At the end of a muddy track, barely visible through the mist and
drizzle, a
knot of men paces anxiously, oblivious to the cold mountain rain.
Friday
prayers have just finished and Harar, the medieval cobblestone town of
mystics, mosques, drug addicts and smugglers in north-east Ethiopia,
is
impatiently awaiting a delivery.
A tall, dark man with a keffiyeh swung loosely over his bony shoulders
approaches, his black leather shoes rimmed with mud. For an Ethiopian,
he
has an uncommonly sharp voice. He snaps a question at Girma, my guide.
I
find myself being sized up by three young men, their thin chests
visible
through soaked T-shirts. I feel stupid for straying so far from home.
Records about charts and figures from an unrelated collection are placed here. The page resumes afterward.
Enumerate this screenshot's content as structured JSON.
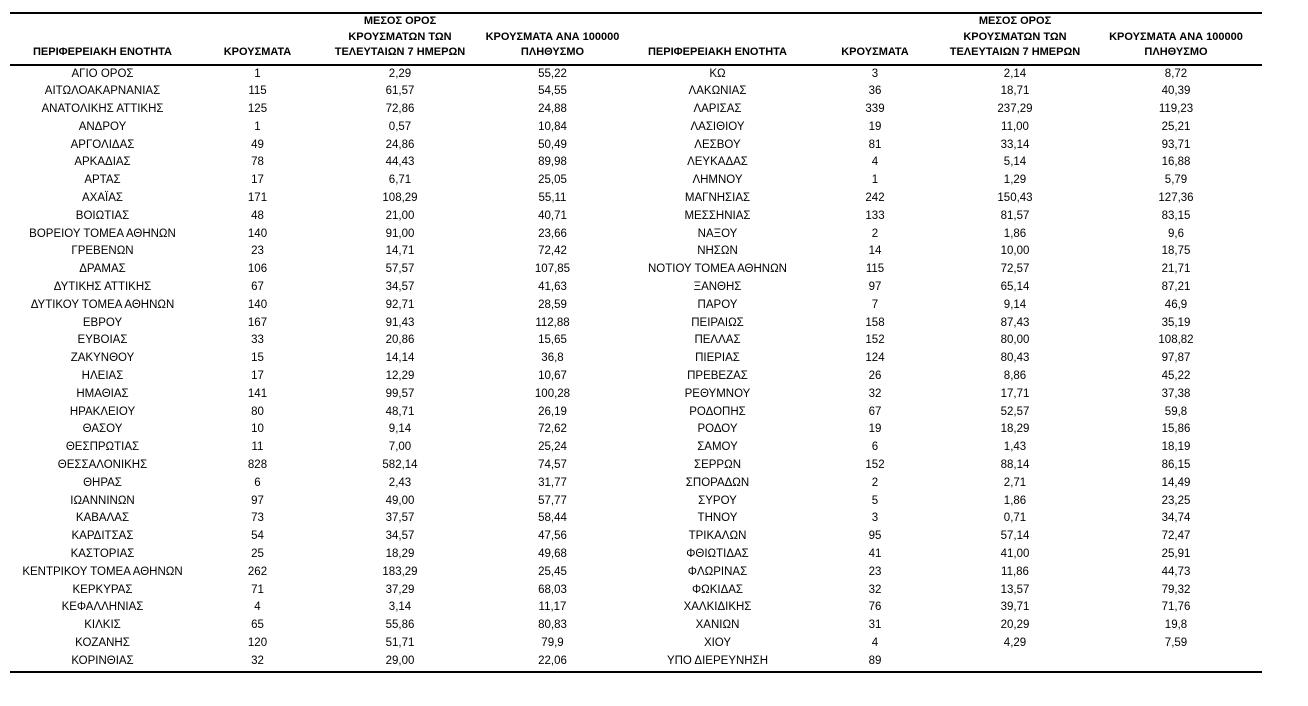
{
  "document": {
    "background": "#ffffff",
    "text_color": "#000000"
  },
  "table": {
    "headers": {
      "region": "ΠΕΡΙΦΕΡΕΙΑΚΗ ΕΝΟΤΗΤΑ",
      "cases": "ΚΡΟΥΣΜΑΤΑ",
      "avg7": "ΜΕΣΟΣ ΟΡΟΣ\nΚΡΟΥΣΜΑΤΩΝ ΤΩΝ\nΤΕΛΕΥΤΑΙΩΝ 7 ΗΜΕΡΩΝ",
      "per100k": "ΚΡΟΥΣΜΑΤΑ ΑΝΑ 100000\nΠΛΗΘΥΣΜΟ"
    },
    "left_rows": [
      [
        "ΑΓΙΟ ΟΡΟΣ",
        "1",
        "2,29",
        "55,22"
      ],
      [
        "ΑΙΤΩΛΟΑΚΑΡΝΑΝΙΑΣ",
        "115",
        "61,57",
        "54,55"
      ],
      [
        "ΑΝΑΤΟΛΙΚΗΣ ΑΤΤΙΚΗΣ",
        "125",
        "72,86",
        "24,88"
      ],
      [
        "ΑΝΔΡΟΥ",
        "1",
        "0,57",
        "10,84"
      ],
      [
        "ΑΡΓΟΛΙΔΑΣ",
        "49",
        "24,86",
        "50,49"
      ],
      [
        "ΑΡΚΑΔΙΑΣ",
        "78",
        "44,43",
        "89,98"
      ],
      [
        "ΑΡΤΑΣ",
        "17",
        "6,71",
        "25,05"
      ],
      [
        "ΑΧΑΪΑΣ",
        "171",
        "108,29",
        "55,11"
      ],
      [
        "ΒΟΙΩΤΙΑΣ",
        "48",
        "21,00",
        "40,71"
      ],
      [
        "ΒΟΡΕΙΟΥ ΤΟΜΕΑ ΑΘΗΝΩΝ",
        "140",
        "91,00",
        "23,66"
      ],
      [
        "ΓΡΕΒΕΝΩΝ",
        "23",
        "14,71",
        "72,42"
      ],
      [
        "ΔΡΑΜΑΣ",
        "106",
        "57,57",
        "107,85"
      ],
      [
        "ΔΥΤΙΚΗΣ ΑΤΤΙΚΗΣ",
        "67",
        "34,57",
        "41,63"
      ],
      [
        "ΔΥΤΙΚΟΥ ΤΟΜΕΑ ΑΘΗΝΩΝ",
        "140",
        "92,71",
        "28,59"
      ],
      [
        "ΕΒΡΟΥ",
        "167",
        "91,43",
        "112,88"
      ],
      [
        "ΕΥΒΟΙΑΣ",
        "33",
        "20,86",
        "15,65"
      ],
      [
        "ΖΑΚΥΝΘΟΥ",
        "15",
        "14,14",
        "36,8"
      ],
      [
        "ΗΛΕΙΑΣ",
        "17",
        "12,29",
        "10,67"
      ],
      [
        "ΗΜΑΘΙΑΣ",
        "141",
        "99,57",
        "100,28"
      ],
      [
        "ΗΡΑΚΛΕΙΟΥ",
        "80",
        "48,71",
        "26,19"
      ],
      [
        "ΘΑΣΟΥ",
        "10",
        "9,14",
        "72,62"
      ],
      [
        "ΘΕΣΠΡΩΤΙΑΣ",
        "11",
        "7,00",
        "25,24"
      ],
      [
        "ΘΕΣΣΑΛΟΝΙΚΗΣ",
        "828",
        "582,14",
        "74,57"
      ],
      [
        "ΘΗΡΑΣ",
        "6",
        "2,43",
        "31,77"
      ],
      [
        "ΙΩΑΝΝΙΝΩΝ",
        "97",
        "49,00",
        "57,77"
      ],
      [
        "ΚΑΒΑΛΑΣ",
        "73",
        "37,57",
        "58,44"
      ],
      [
        "ΚΑΡΔΙΤΣΑΣ",
        "54",
        "34,57",
        "47,56"
      ],
      [
        "ΚΑΣΤΟΡΙΑΣ",
        "25",
        "18,29",
        "49,68"
      ],
      [
        "ΚΕΝΤΡΙΚΟΥ ΤΟΜΕΑ ΑΘΗΝΩΝ",
        "262",
        "183,29",
        "25,45"
      ],
      [
        "ΚΕΡΚΥΡΑΣ",
        "71",
        "37,29",
        "68,03"
      ],
      [
        "ΚΕΦΑΛΛΗΝΙΑΣ",
        "4",
        "3,14",
        "11,17"
      ],
      [
        "ΚΙΛΚΙΣ",
        "65",
        "55,86",
        "80,83"
      ],
      [
        "ΚΟΖΑΝΗΣ",
        "120",
        "51,71",
        "79,9"
      ],
      [
        "ΚΟΡΙΝΘΙΑΣ",
        "32",
        "29,00",
        "22,06"
      ]
    ],
    "right_rows": [
      [
        "ΚΩ",
        "3",
        "2,14",
        "8,72"
      ],
      [
        "ΛΑΚΩΝΙΑΣ",
        "36",
        "18,71",
        "40,39"
      ],
      [
        "ΛΑΡΙΣΑΣ",
        "339",
        "237,29",
        "119,23"
      ],
      [
        "ΛΑΣΙΘΙΟΥ",
        "19",
        "11,00",
        "25,21"
      ],
      [
        "ΛΕΣΒΟΥ",
        "81",
        "33,14",
        "93,71"
      ],
      [
        "ΛΕΥΚΑΔΑΣ",
        "4",
        "5,14",
        "16,88"
      ],
      [
        "ΛΗΜΝΟΥ",
        "1",
        "1,29",
        "5,79"
      ],
      [
        "ΜΑΓΝΗΣΙΑΣ",
        "242",
        "150,43",
        "127,36"
      ],
      [
        "ΜΕΣΣΗΝΙΑΣ",
        "133",
        "81,57",
        "83,15"
      ],
      [
        "ΝΑΞΟΥ",
        "2",
        "1,86",
        "9,6"
      ],
      [
        "ΝΗΣΩΝ",
        "14",
        "10,00",
        "18,75"
      ],
      [
        "ΝΟΤΙΟΥ ΤΟΜΕΑ ΑΘΗΝΩΝ",
        "115",
        "72,57",
        "21,71"
      ],
      [
        "ΞΑΝΘΗΣ",
        "97",
        "65,14",
        "87,21"
      ],
      [
        "ΠΑΡΟΥ",
        "7",
        "9,14",
        "46,9"
      ],
      [
        "ΠΕΙΡΑΙΩΣ",
        "158",
        "87,43",
        "35,19"
      ],
      [
        "ΠΕΛΛΑΣ",
        "152",
        "80,00",
        "108,82"
      ],
      [
        "ΠΙΕΡΙΑΣ",
        "124",
        "80,43",
        "97,87"
      ],
      [
        "ΠΡΕΒΕΖΑΣ",
        "26",
        "8,86",
        "45,22"
      ],
      [
        "ΡΕΘΥΜΝΟΥ",
        "32",
        "17,71",
        "37,38"
      ],
      [
        "ΡΟΔΟΠΗΣ",
        "67",
        "52,57",
        "59,8"
      ],
      [
        "ΡΟΔΟΥ",
        "19",
        "18,29",
        "15,86"
      ],
      [
        "ΣΑΜΟΥ",
        "6",
        "1,43",
        "18,19"
      ],
      [
        "ΣΕΡΡΩΝ",
        "152",
        "88,14",
        "86,15"
      ],
      [
        "ΣΠΟΡΑΔΩΝ",
        "2",
        "2,71",
        "14,49"
      ],
      [
        "ΣΥΡΟΥ",
        "5",
        "1,86",
        "23,25"
      ],
      [
        "ΤΗΝΟΥ",
        "3",
        "0,71",
        "34,74"
      ],
      [
        "ΤΡΙΚΑΛΩΝ",
        "95",
        "57,14",
        "72,47"
      ],
      [
        "ΦΘΙΩΤΙΔΑΣ",
        "41",
        "41,00",
        "25,91"
      ],
      [
        "ΦΛΩΡΙΝΑΣ",
        "23",
        "11,86",
        "44,73"
      ],
      [
        "ΦΩΚΙΔΑΣ",
        "32",
        "13,57",
        "79,32"
      ],
      [
        "ΧΑΛΚΙΔΙΚΗΣ",
        "76",
        "39,71",
        "71,76"
      ],
      [
        "ΧΑΝΙΩΝ",
        "31",
        "20,29",
        "19,8"
      ],
      [
        "ΧΙΟΥ",
        "4",
        "4,29",
        "7,59"
      ],
      [
        "ΥΠΟ ΔΙΕΡΕΥΝΗΣΗ",
        "89",
        "",
        ""
      ]
    ]
  }
}
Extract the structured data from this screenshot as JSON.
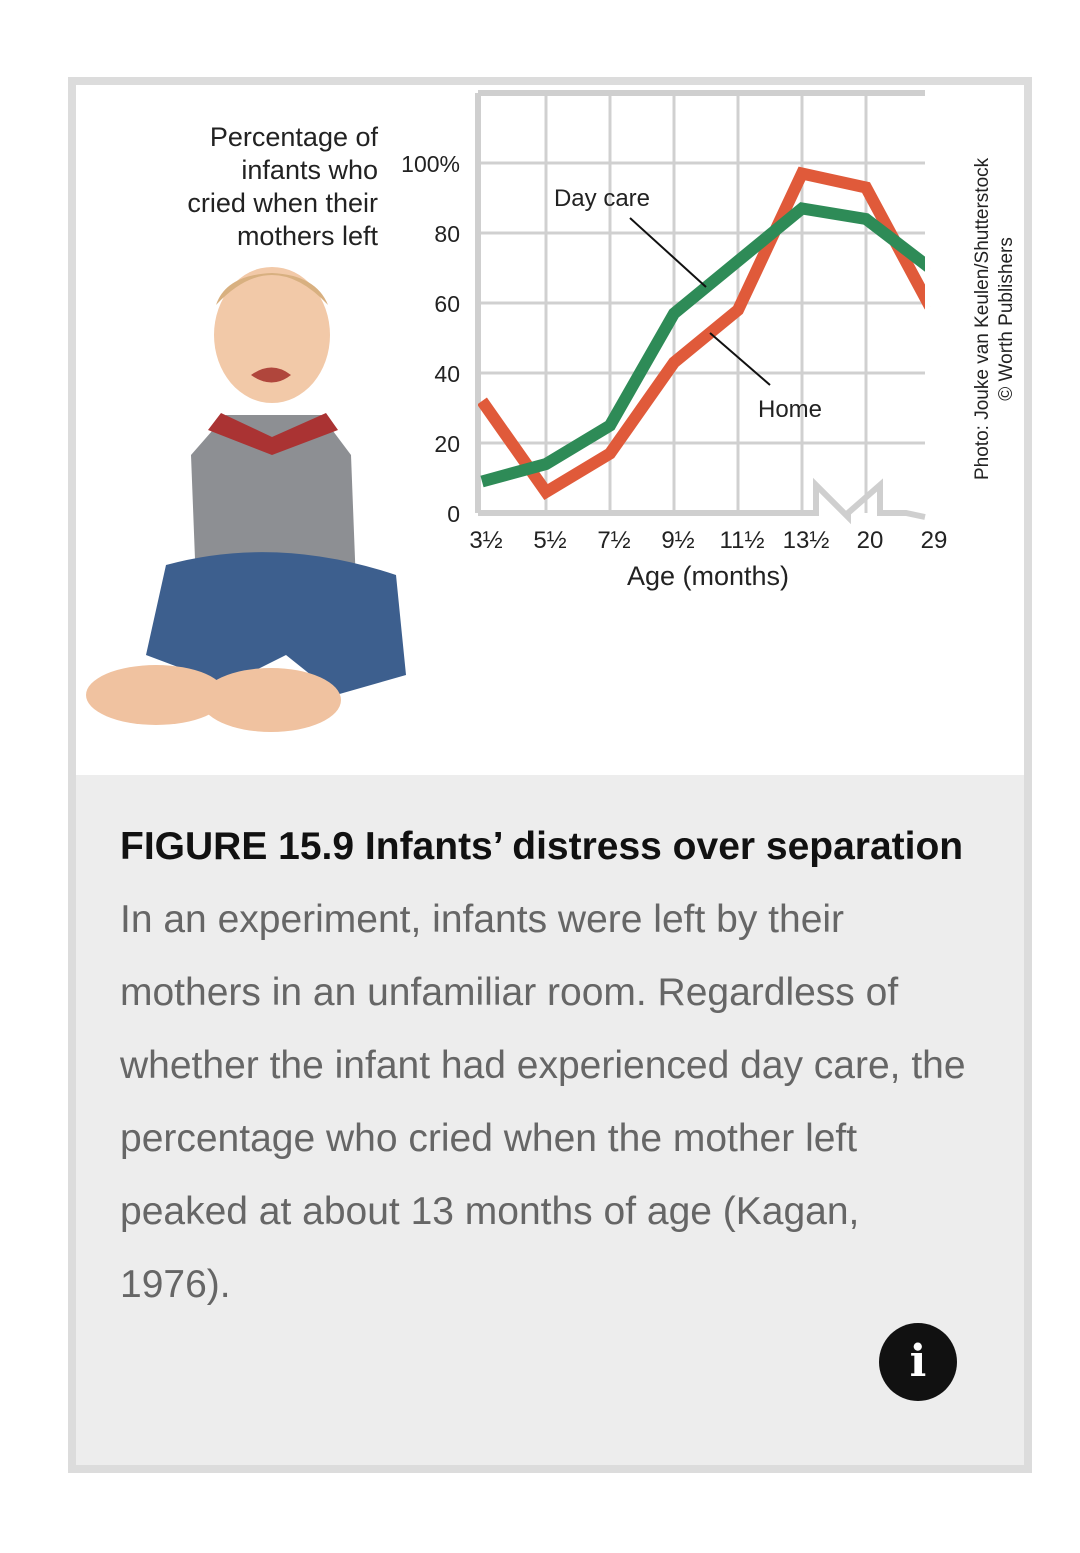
{
  "figure": {
    "y_axis_title_lines": [
      "Percentage of",
      "infants who",
      "cried when their",
      "mothers left"
    ],
    "photo_credit_lines": [
      "Photo: Jouke van Keulen/Shutterstock",
      "© Worth Publishers"
    ],
    "caption_title": "FIGURE 15.9 Infants’ distress over separation",
    "caption_text": " In an experiment, infants were left by their mothers in an unfamiliar room. Regardless of whether the infant had experienced day care, the percentage who cried when the mother left peaked at about 13 months of age (Kagan, 1976).",
    "info_icon": "i"
  },
  "chart_data": {
    "type": "line",
    "title": "",
    "xlabel": "Age (months)",
    "ylabel": "Percentage of infants who cried when their mothers left",
    "categories": [
      "3½",
      "5½",
      "7½",
      "9½",
      "11½",
      "13½",
      "20",
      "29"
    ],
    "yticks": [
      "0",
      "20",
      "40",
      "60",
      "80",
      "100%"
    ],
    "ylim": [
      0,
      120
    ],
    "grid": true,
    "series": [
      {
        "name": "Day care",
        "color": "#2e8b57",
        "values": [
          9,
          14,
          25,
          57,
          72,
          87,
          84,
          70
        ]
      },
      {
        "name": "Home",
        "color": "#e05a3a",
        "values": [
          32,
          6,
          17,
          43,
          58,
          97,
          93,
          59
        ]
      }
    ],
    "annotations": [
      "Day care",
      "Home"
    ]
  }
}
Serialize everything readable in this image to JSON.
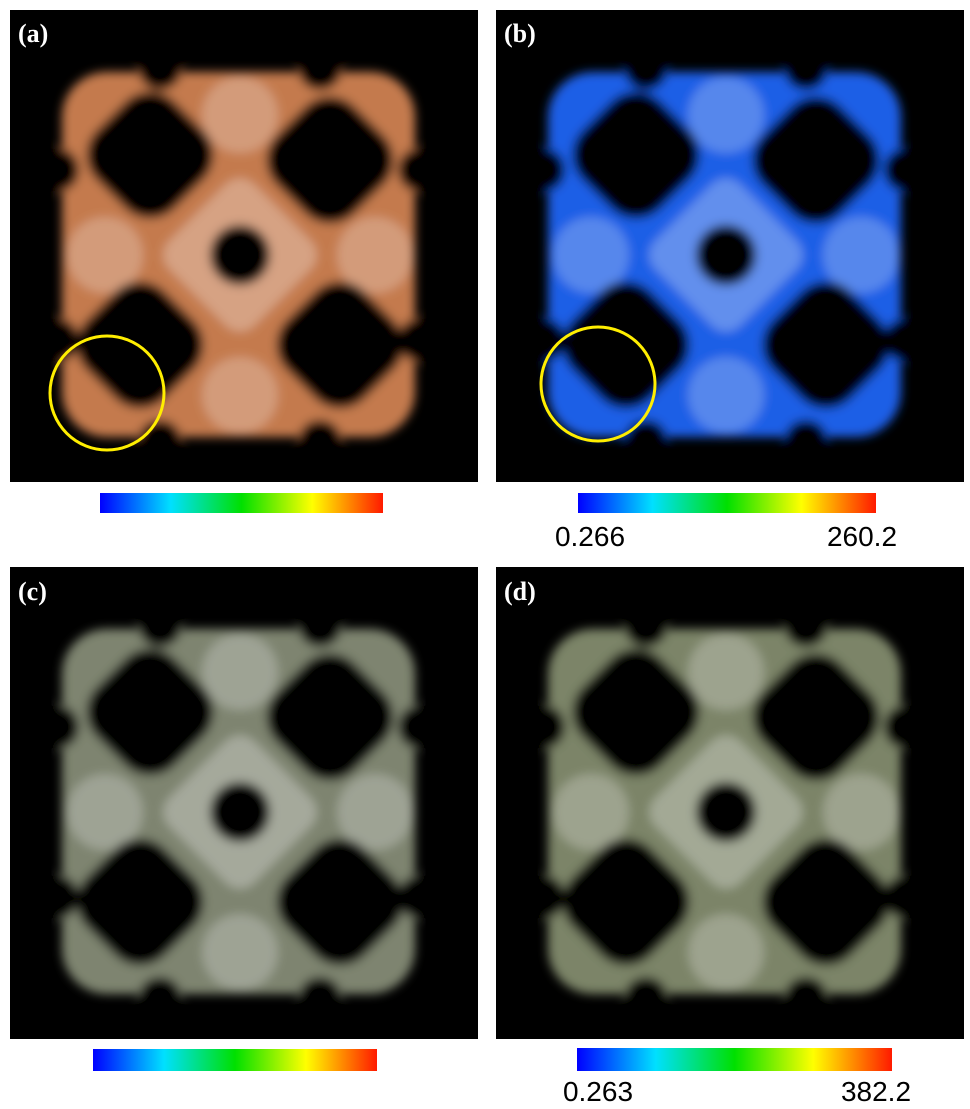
{
  "panels": [
    {
      "label": "(a)"
    },
    {
      "label": "(b)",
      "colorbar": {
        "min_label": "0.266",
        "max_label": "260.2"
      }
    },
    {
      "label": "(c)"
    },
    {
      "label": "(d)",
      "colorbar": {
        "min_label": "0.263",
        "max_label": "382.2"
      }
    }
  ]
}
Then all eyes shoot over my shoulder at two teenagers slipping down the
hill,
good news cascading with them.
"The khat is coming," Girma explains apologetically. "Everybody
is a little crazy here when there is no khat." Smiles and reassuring
pats on my back follow.
When it rains the Oromo khat farmers delay the daily harvest and the
price of
the narcotic leaf, a mild stimulant containing cathinone, steeples.
But with
thousands of devoted khat chewers waiting, they always deliver.
Within an hour, Harar is high and the tense groups dissipate into quiet
collections of chewers, all wide-eyed, a telltale smear of green paste
from
the leaves on their lips and a cud-like ball lodged in their cheeks as
they
expertly pick through blue plastic bags full of khat.
Inside the 13th-century citadel, crumpled, thin men chew methodically.
Many
are beggars, limbless or blinded by bacterial infections, and they
chew to
stave off hunger and pass the time. It is a scene that would disturb
were it
not ubiquitous.
Khat is a boom trade rivalling coffee in the mountainous, rainy areas
where
the leaf grows. Harar's fortunes have grown in parallel. Drugs and God
also
seem to mix in this permissive corner of Ethiopia, strange perhaps for
a
town that has 82 mosques and is dubbed the fourth city of Islam. Some
of the
devout chew to focus their prayers, while khat-loosened tongues also
offer
tales of demons and spirits from local folklore. For the majority,
however,
chewing is simply about getting high. Sessions bring on incessant
chatter
and – or so the men say – an improvement in sexual prowess.
Girma, who earned the nickname "Lost and Found" from a propensity
for disappearing into khat-induced reveries, says it is even more
popular 60
miles away in Somaliland. Indeed, convoys of Toyota flatbed trucks
packed
with bundles of fresh khat streak towards the border, while smuggled
cars,
televisions, radios and even weapons head the other way.
"We used to sing for coffee," says one smiling khat dealer, counting
a shabby wad of notes. "But now we sing for khat. It makes you high
and
makes you rich. This is a poor country and nothing else does that."